Não há, ainda, qualquer punição e o Estado Israelita já conseguiu pôr em marcha uma campanha de acusação contra quem possui legítima força acusatória.

Vamos ao segundo; pôr termo. No eixo europeu da aliança atlântica, sempre sensível ao auxílio permanente à causa ucraniana, depois da invasão da Rússia de Putin, não se vislumbram semelhantes esforços à humanamente causada catástrofe em Gaza. Von der Leyen publicou um tweet a 8 de Outubro dizendo que “Israel tem o direito de se defender – hoje e nos dias que virão”. Depois do que tem sucedido de Outubro até agora, não se conhece uma única palavra sua a condenar a chacina do Estado de Israel.

Cá em Portugal, a 7 de Abril, a conta do Ministério dos Negócios Estrangeiros, a cargo do ministro Paulo Rangel, decidiu lembrar os seis meses do “ataque bárbaro do Hamas contra civis em Israel”. Certo.
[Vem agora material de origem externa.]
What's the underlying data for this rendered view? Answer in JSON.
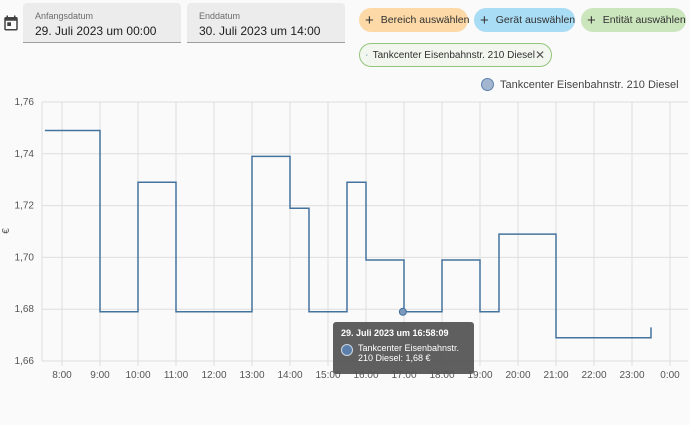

Pela Palestina nem uma palavra.

Os nossos vizinhos espanhóis, conjuntamente com a Irlanda, decidiram liderar uma iniciativa de aliança para reconhecer a Palestina como Estado. Afirmando a sua capacidade diplomática, não esperando por indicações ou iniciativas da UE, Espanha e Irlanda assumem a plena potência dos seus poderes soberanos contra o eclipse de humanidade que vemos televisionado em Gaza.

Portugal, com o seu reconhecido papel de diplomacia no mundo, perdeu uma oportunidade histórica – ainda para mais com um português no mais alto cargo diplomático.

A espuma dos dias discute reparações históricas do colonialismo. O que é isso tem a ver com Gaza, perguntam vocês. Nada na forma, tudo na substância.

Liderar, acompanhar e assumir politicamente a plenitude dos poderes de influência diplomática, pública e global, para deter um processo de atrocidade contínua infligido a um povo, é também afirmar-se no presente contra outros cometidos no passado. A história da humanidade não é só feita de quem violenta. Hoje deve ser sobretudo de quem luta para o impedir.